Bölüm 7
Catherine kendini Philip'e sıkıca bastırdı, kalbi heyecandan yerinden fırlayacak gibiydi.
"Her şeyi istiyorum, tabii ki," diye fısıldadı, sesi ima doluydu.
O anda, narin beyaz bir gül gibi görünüyordu—görünüşte saf, ama o ince yaprakların altında hesapçı dikenler saklıydı.
Philip, onun oyununu hemen gördü.
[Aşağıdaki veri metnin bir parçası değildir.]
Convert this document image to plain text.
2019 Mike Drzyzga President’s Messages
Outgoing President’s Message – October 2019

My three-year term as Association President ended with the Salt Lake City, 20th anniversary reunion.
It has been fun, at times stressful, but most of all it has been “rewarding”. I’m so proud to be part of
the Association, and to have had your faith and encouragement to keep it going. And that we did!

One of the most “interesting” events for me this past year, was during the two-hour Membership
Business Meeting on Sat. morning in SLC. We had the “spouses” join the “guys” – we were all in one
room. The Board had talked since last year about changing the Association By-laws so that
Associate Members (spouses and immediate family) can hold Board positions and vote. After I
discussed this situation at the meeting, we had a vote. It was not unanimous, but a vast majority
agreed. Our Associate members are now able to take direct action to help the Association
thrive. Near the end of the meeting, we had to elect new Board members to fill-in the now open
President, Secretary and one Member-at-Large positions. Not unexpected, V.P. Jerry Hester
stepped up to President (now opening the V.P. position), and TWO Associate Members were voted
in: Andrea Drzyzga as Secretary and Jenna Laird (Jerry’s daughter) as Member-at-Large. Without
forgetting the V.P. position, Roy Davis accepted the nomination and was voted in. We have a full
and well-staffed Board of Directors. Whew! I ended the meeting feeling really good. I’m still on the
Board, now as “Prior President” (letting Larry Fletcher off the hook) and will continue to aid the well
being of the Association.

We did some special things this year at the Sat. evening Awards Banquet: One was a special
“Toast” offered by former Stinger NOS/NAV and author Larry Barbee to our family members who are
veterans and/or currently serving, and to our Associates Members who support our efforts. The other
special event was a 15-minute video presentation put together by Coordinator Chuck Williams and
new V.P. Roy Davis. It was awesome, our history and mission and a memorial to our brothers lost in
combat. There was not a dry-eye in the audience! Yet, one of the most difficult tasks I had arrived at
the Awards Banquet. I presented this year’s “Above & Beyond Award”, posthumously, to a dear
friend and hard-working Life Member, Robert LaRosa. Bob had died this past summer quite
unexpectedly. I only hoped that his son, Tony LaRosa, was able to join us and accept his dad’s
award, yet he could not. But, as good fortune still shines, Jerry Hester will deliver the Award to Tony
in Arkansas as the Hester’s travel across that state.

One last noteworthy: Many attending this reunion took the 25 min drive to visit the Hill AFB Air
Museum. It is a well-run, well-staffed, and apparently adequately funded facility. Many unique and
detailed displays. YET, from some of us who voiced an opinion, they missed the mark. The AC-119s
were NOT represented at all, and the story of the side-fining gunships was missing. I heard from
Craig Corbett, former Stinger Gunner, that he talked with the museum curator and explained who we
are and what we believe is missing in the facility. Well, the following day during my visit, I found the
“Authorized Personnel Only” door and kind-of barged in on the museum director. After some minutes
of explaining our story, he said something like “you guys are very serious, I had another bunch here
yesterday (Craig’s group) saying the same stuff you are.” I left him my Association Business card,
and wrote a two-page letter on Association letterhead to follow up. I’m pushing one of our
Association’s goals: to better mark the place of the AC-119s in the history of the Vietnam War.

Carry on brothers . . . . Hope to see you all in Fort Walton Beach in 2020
Catherine'in sadece James'in sadakatsizliğinin intikamını almak istemediğinden emindi.
Yavaşça elini kaldırdı, nazikçe onun ince beline koydu ve başını eğerek mükemmel yüzünü inceledi—öylesine kusursuzdu ki, sanki bir ustanın elinden çıkmış gibi görünüyordu.
Catherine, bakışını karşılamak için yüzünü yukarı kaldırdı, nefesi hızlanıyordu. Sinirleri yüzüne bir kızarıklık getirdi, bu kızarıklık kulaklarına kadar yayıldı. Kiraz kırmızısı dudakları giderek daha çekici görünüyordu.
"Philip." Adını nefes nefese, yumuşak ve baştan çıkarıcı bir sesle kasıtlı olarak söyledi.
Catherine, Philip'in cazibesine kapılmasını sabırsızlıkla beklerken, Philip aniden onu sertçe itti!
Philip için, Catherine'in davranışı şimdi zoraki ve beceriksiz görünüyordu, o geceki ham, kontrolsüz baştan çıkarmadan çok daha az samimi.
Catherine şaşkınlıkla çığlık attı, birkaç adım geriye tökezledi ve sırtı sertçe duvara çarptı.
Philip, pahalı ceketini ve manşetlerini sakin bir şekilde düzeltti, sanki az önce olanlar önemsiz bir rahatsızlıktan ibaretti.
İnce dudakları aralandı ve soğuk bir şekilde keskin bir yorum yaptı. "Beni baştan çıkarma çabaların tamamen iğrenç."
Sözleri tam olarak idrak edilmeden önce, Catherine'e bir daha bakmadan, kararlı adımlarla yanından geçerek yürüdü.
Catherine, Philip'in uzaklaşan figürüne dişlerini sıkarak baktı. Yumruklarını öfkeyle sıktı ve tısladı, "Pislik. Bekle ve gör. Bir gün seni çaresizce bana aşık edeceğim, tamamen benim kontrolümde olacaksın."
Catherine derin bir nefes aldı, hızla kendini toparladı ve sınıfa geri döndü.
Doğrudan James'in yanına yürüdü.
"Bay Blair," Catherine tatlı bir sesle ve kusursuz bir nezaketle Emilio'ya selam verdi.
Emilio, Catherine'i görünce gözleri parladı ve onu heyecanla Philip'e tanıttı. "Bay Foster, size Catherine'i tanıtmak istiyorum, en yetenekli öğrencim."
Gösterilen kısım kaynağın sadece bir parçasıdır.